4. Identifying sociocultural predictors of acquiescence among Mexican American, Puerto Rican, and Cuban American survey respondents
Dr Rachel Davis (University of South Carolina)
Dr Timothy Johnson (University of Illinois at Chicago)
Dr Frederick Conrad (University of Michigan)
Dr Sunghee Lee (University of Michigan)
Dr Jim Thrasher (University of South Carolina)
Dr Ken Resnicow (University of Michigan)
Dr Karen Peterson (University of Michigan)

Acquiescent response style (ARS) occurs when respondents systematically agree with survey items with Likert-style response scales. ARS is a threat to cross-cultural survey research, as multinational research indicates that use of ARS differs across cultural groups. In the United States, ARS may be of most concern when surveying Latinos, who have been shown to engage in ARS at substantially higher rates than non-Latino whites. Little is known, however, about what drives some Latino respondents to acquiesce. This study proposes that ARS is not a product of ethnicity but, rather, a response to specific, respondent-level, item processing and cultural variables that encourage acquiescence. This premise is explored by testing three hypotheses among a sample of 1296 Mexican American, Puerto Rican, and Cuban American telephone survey respondents: (1) ARS is associated with cognitive item processing variables (inversely with education, health literacy, and numeracy; positively with age); (2) ARS is positively associated with relevant cultural traits (e.g., collectivism, simpatía, personalismo); and (3) ARS does not differ across Latino ethnic groups, acculturation levels, or other sociodemographic variables when controlling for item processing variables and relevant cultural traits. This research will provide a deeper understanding of the determinants of ARS and complements prior research in which ARS and cultural traits have been measured at the national or group levels.

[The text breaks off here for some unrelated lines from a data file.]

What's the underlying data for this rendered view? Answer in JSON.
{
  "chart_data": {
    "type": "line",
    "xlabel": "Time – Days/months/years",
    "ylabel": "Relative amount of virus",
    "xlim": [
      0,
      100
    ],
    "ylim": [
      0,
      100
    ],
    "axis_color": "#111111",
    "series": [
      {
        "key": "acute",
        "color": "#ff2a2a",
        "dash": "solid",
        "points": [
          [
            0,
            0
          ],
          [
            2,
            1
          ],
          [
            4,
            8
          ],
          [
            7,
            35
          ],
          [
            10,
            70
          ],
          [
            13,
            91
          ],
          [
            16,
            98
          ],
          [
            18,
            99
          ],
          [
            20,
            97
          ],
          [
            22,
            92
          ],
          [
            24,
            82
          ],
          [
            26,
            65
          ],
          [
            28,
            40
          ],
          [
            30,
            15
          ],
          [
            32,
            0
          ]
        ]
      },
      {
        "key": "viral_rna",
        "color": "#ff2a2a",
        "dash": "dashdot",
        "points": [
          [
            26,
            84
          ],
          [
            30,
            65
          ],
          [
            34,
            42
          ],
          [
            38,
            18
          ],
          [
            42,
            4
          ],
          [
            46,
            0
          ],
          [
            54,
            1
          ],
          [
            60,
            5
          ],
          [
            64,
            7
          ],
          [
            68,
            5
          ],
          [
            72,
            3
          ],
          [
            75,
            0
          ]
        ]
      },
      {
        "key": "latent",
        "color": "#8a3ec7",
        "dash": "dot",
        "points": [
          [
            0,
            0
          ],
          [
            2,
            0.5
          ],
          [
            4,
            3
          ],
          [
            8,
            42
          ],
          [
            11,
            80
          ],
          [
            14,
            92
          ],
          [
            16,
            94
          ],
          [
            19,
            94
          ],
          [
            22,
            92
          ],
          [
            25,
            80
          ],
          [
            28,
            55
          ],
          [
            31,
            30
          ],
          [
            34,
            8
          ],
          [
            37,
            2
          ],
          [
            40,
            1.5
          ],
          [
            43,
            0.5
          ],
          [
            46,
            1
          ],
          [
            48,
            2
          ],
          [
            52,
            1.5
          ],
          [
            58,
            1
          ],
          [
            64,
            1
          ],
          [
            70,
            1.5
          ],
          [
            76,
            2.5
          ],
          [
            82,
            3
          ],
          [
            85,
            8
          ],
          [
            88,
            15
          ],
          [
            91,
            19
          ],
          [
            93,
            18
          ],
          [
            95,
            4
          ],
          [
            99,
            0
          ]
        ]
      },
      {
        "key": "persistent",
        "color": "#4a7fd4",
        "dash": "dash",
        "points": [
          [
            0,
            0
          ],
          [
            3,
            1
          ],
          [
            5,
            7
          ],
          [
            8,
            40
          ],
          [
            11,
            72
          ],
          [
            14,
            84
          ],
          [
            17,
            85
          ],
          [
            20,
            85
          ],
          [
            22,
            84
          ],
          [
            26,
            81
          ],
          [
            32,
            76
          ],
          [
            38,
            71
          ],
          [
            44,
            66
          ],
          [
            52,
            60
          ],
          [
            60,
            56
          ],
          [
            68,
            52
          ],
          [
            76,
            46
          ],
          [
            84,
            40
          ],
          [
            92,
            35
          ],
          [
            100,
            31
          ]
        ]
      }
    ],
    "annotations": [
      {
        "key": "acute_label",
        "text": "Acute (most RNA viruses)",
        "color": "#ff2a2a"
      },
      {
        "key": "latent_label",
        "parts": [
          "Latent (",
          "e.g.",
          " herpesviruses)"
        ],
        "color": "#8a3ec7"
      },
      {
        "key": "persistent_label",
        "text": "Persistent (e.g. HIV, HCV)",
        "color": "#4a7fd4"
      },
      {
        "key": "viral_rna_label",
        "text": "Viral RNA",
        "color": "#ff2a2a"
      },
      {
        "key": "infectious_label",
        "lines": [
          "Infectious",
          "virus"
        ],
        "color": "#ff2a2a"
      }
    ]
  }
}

Data were obtained through a telephone survey of Mexican American (n=446), Puerto Rican (n=426), and Cuban American (n=424) adults. Prospective participants were screened for ARS using a 20-item eligibility screener, and the sample was stratified by both ethnicity and acquiescence (50% acquiescers/50% non-acquiescers). Eligible participants defined themselves as being from one of the three Latino ethnic groups (and not bi- or multi-ethnic), were classified as being an acquiescer or non-acquiescer, were between ages 18 and 90, and spoke English or Spanish. ARS was measured using the 20-item eligibility screener and an additional 15-item scale, both which were developed for this study. Four variables were assessed as indicators of respondents’ ability to cognitively process survey items: education, health literacy, numeracy, and age. Additional demographic variables were also measured, including income, gender, acculturation, and years lived in the United States. Nine cultural traits were assessed: collectivism, familism, more polite vs.submissive male/female gender roles, dogmatism, value for sincerity in interpersonal communication, simpatía, personalismo, trust in others, and respect for elders. These cultural traits were assessed using pre-existing measures and scales developed specifically for this study through formative research.

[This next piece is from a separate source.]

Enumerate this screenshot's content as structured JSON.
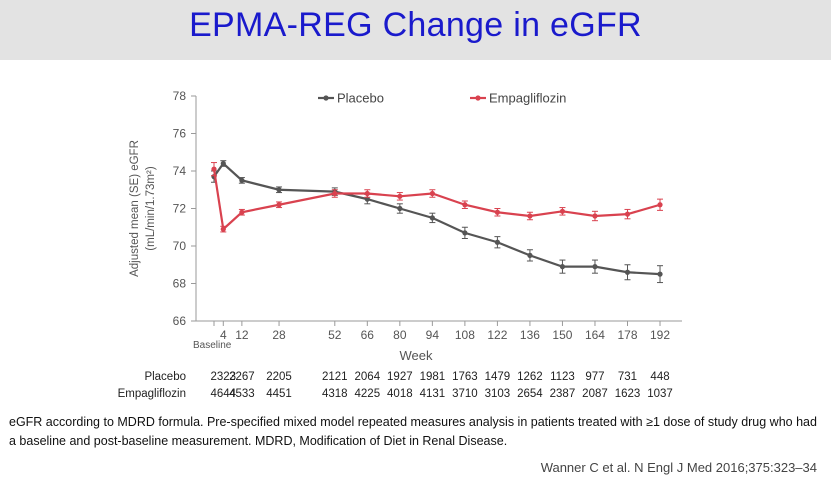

As our data collection was recently completed, we do not yet have findings to report. In our presentation, we will report the results of multi-level analyses to test our hypotheses, identify influential determinants of ARS, make comparisons on key variables related to ARS among the three Latino ethnic groups, and evaluate the relative influence of item processing, sociodemographic, and cultural variables on respondents’ tendencies to engage in ARS.